Some manufacturers sell wallpaper as pre-cut panels rather than continuous rolls. Panel heights match standard ceiling heights like 8, 9, or 10 feet.
These eliminate vertical seams and simplify installation but require different calculation approaches based on panel count rather than square footage.
Measure wall height and width for each wall, multiply to get square footage, then divide by usable coverage per roll (typically 27-30 sq ft).
Add 10-15% for pattern matching and waste. Round up to whole rolls.
Record ceiling height from floor to top, wall width from corner to corner, door dimensions, window sizes, and the vertical repeat measurement from your chosen wallpaper specifications.
Accurate measurements prevent ordering errors.

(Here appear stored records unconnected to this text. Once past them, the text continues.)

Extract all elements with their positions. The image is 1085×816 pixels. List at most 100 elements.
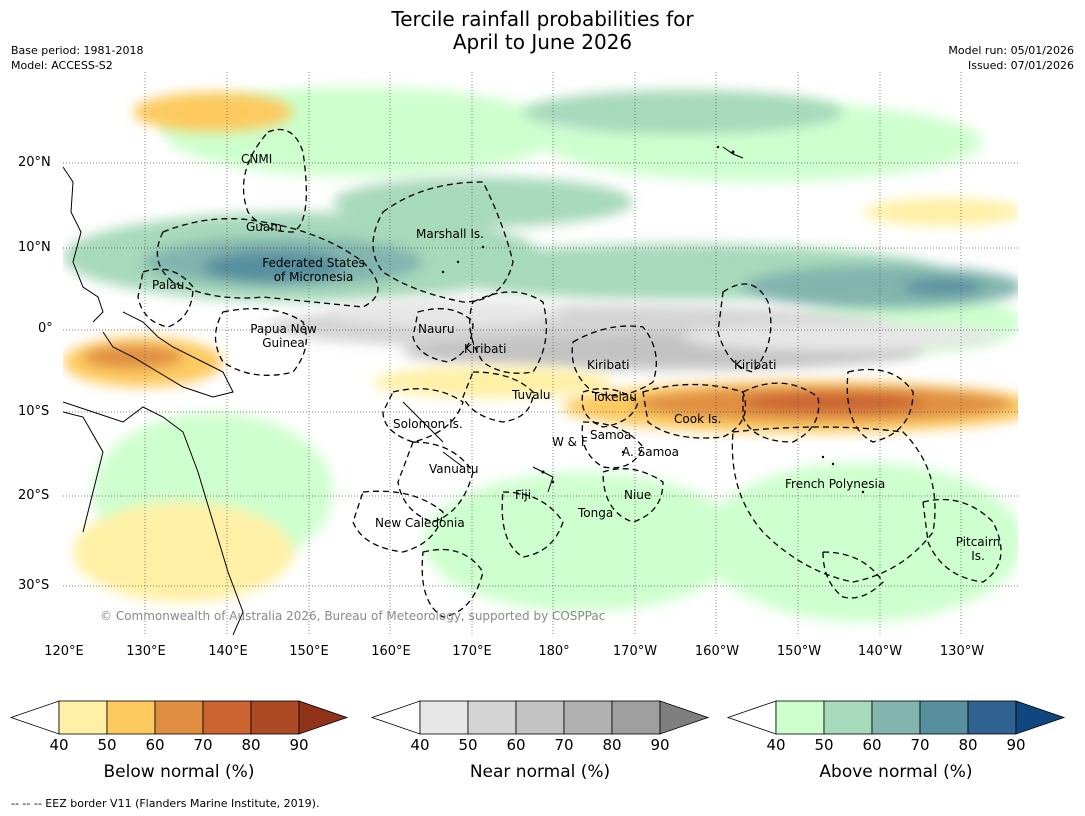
base-period-text: Base period: 1981-2018 (11, 44, 144, 57)
place-fsm-line2: of Micronesia (273, 270, 354, 284)
colorbar-tick-label: 70 (193, 736, 213, 754)
colorbar-low-extension (370, 700, 421, 735)
colorbar-high-extension (298, 700, 349, 735)
colorbar-segment (515, 700, 565, 735)
colorbar-below-label: Below normal (%) (103, 762, 255, 782)
colorbar-segment (823, 700, 873, 735)
colorbar-segment (967, 700, 1017, 735)
lat-label-20n: 20°N (18, 155, 51, 170)
colorbar-segment (106, 700, 156, 735)
lon-label-180: 180° (538, 644, 570, 659)
colorbar-tick-label: 50 (814, 736, 834, 754)
colorbar-segment (58, 700, 108, 735)
lat-label-10n: 10°N (18, 240, 51, 255)
lon-label-140w: 140°W (857, 644, 903, 659)
lon-label-170e: 170°E (452, 644, 492, 659)
eez-borders (137, 128, 1002, 618)
colorbar-near-label: Near normal (%) (469, 762, 611, 782)
colorbar-segment (611, 700, 661, 735)
colorbar-high-extension (1015, 700, 1066, 735)
colorbar-segment (775, 700, 825, 735)
model-run-text: Model run: 05/01/2026 (948, 44, 1074, 57)
place-png-line2: Guinea (262, 336, 305, 350)
place-vanuatu: Vanuatu (429, 462, 479, 476)
lat-label-20s: 20°S (18, 488, 50, 503)
place-palau: Palau (152, 278, 185, 292)
gridlines (63, 72, 1018, 635)
place-solomon: Solomon Is. (393, 417, 463, 431)
place-niue: Niue (624, 488, 652, 502)
colorbar-segment (919, 700, 969, 735)
lon-label-140e: 140°E (208, 644, 248, 659)
place-pitcairn: Pitcairn Is. (953, 535, 1003, 563)
colorbar-low-extension (726, 700, 777, 735)
colorbar-tick-label: 40 (410, 736, 430, 754)
map-title-line1: Tercile rainfall probabilities for (391, 7, 694, 31)
lon-label-120e: 120°E (44, 644, 84, 659)
meta-right: Model run: 05/01/2026 Issued: 07/01/2026 (948, 43, 1074, 73)
colorbar-tick-label: 60 (506, 736, 526, 754)
place-french-polynesia: French Polynesia (785, 477, 886, 491)
colorbar-segment (250, 700, 300, 735)
colorbar-tick-label: 90 (289, 736, 309, 754)
lat-label-0: 0° (38, 321, 53, 336)
place-pitcairn-line1: Pitcairn (955, 535, 1001, 549)
place-fiji: Fiji (515, 488, 532, 502)
eez-legend-footer: -- -- -- EEZ border V11 (Flanders Marine… (11, 797, 320, 810)
colorbar-high-extension (659, 700, 710, 735)
place-wallis-futuna: W & F (552, 435, 588, 449)
colorbar-tick-label: 40 (766, 736, 786, 754)
coastlines (63, 146, 744, 635)
lon-label-150e: 150°E (289, 644, 329, 659)
place-guam: Guam (246, 220, 282, 234)
lat-label-30s: 30°S (18, 578, 50, 593)
colorbar-above (726, 700, 1066, 735)
lon-label-160e: 160°E (371, 644, 411, 659)
colorbar-segment (154, 700, 204, 735)
map-title-line2: April to June 2026 (452, 30, 633, 54)
colorbars-graphic (9, 700, 1066, 735)
colorbar-below (9, 700, 349, 735)
place-nauru: Nauru (418, 322, 455, 336)
place-cnmi: CNMI (241, 152, 273, 166)
colorbar-low-extension (9, 700, 60, 735)
lon-label-150w: 150°W (776, 644, 822, 659)
place-png-line1: Papua New (250, 322, 317, 336)
lon-label-160w: 160°W (694, 644, 740, 659)
colorbar-tick-label: 70 (910, 736, 930, 754)
copyright-note: © Commonwealth of Australia 2026, Bureau… (100, 609, 606, 623)
place-kiribati-east: Kiribati (734, 358, 777, 372)
colorbar-tick-label: 50 (97, 736, 117, 754)
map-panel: CNMI Guam Marshall Is. Federated States … (63, 72, 1018, 635)
colorbar-tick-label: 90 (1006, 736, 1026, 754)
place-marshall: Marshall Is. (416, 227, 484, 241)
colorbar-above-label: Above normal (%) (819, 762, 973, 782)
colorbar-segment (202, 700, 252, 735)
colorbar-tick-label: 50 (458, 736, 478, 754)
colorbar-tick-label: 80 (958, 736, 978, 754)
colorbar-segment (467, 700, 517, 735)
forecast-map (63, 72, 1018, 635)
place-samoa: Samoa (590, 428, 632, 442)
colorbar-segment (419, 700, 469, 735)
lon-label-130e: 130°E (126, 644, 166, 659)
colorbar-tick-label: 70 (554, 736, 574, 754)
place-kiribati-central: Kiribati (587, 358, 630, 372)
colorbar-tick-label: 60 (862, 736, 882, 754)
meta-left: Base period: 1981-2018 Model: ACCESS-S2 (11, 43, 143, 73)
lon-label-170w: 170°W (612, 644, 658, 659)
place-tokelau: Tokelau (592, 390, 637, 404)
place-new-caledonia: New Caledonia (375, 516, 465, 530)
lat-label-10s: 10°S (18, 404, 50, 419)
island-markers (441, 145, 865, 494)
colorbar-tick-label: 80 (602, 736, 622, 754)
lon-label-130w: 130°W (939, 644, 985, 659)
place-fsm-line1: Federated States (262, 256, 365, 270)
issued-text: Issued: 07/01/2026 (967, 59, 1074, 72)
colorbar-tick-label: 40 (49, 736, 69, 754)
place-png: Papua New Guinea (246, 322, 321, 350)
place-kiribati-west: Kiribati (464, 342, 507, 356)
map-title: Tercile rainfall probabilities for April… (0, 8, 1085, 54)
colorbar-tick-label: 60 (145, 736, 165, 754)
place-tuvalu: Tuvalu (512, 388, 551, 402)
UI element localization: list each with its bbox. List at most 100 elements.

Most professionals include doors and windows in calculations despite the temptation to subtract them.
Pattern matching around these openings requires full-width strips anyway, so the "saved" material becomes waste during installation.
Larger pattern repeats increase waste per strip because each strip must be cut longer to align the pattern. A 24-inch repeat wastes more material than a 6-inch repeat on the same wall height.
Adjust calculations accordingly.
Divide wall width by roll width (typically 20.5 inches) to determine strips needed, then divide wall height by roll length accounting for pattern repeat.
Multiply strips by adjusted height, divide by roll length.
A standard double roll contains 56 square feet total but provides only 27-30 usable square feet after accounting for trimming waste, pattern matching, and installation cuts.
Calculators use usable coverage for accurate estimates.
Always order at least one extra roll beyond calculated needs.
Dye lots vary between production runs, making future matching impossible. Extra material covers mistakes, damage, and future repairs without color mismatches.
Most calculators work for standard residential wallpaper with typical roll dimensions and pattern types.
Commercial-width wallpaper, pre-cut panels, or unusual roll sizes require specialized calculations or manual adjustments to standard formulas.
Online calculators provide reliable estimates for standard rectangular rooms with typical ceiling heights and straight walls.
Complex room shapes, angled walls, or unusual architectural features may need professional assessment beyond automated tool capabilities.
Single rolls measure approximately 16.5 feet long while double rolls measure 33 feet long, both at standard 20.5-inch width.
Double rolls are industry standard because they reduce seams and waste compared to using multiple single rolls.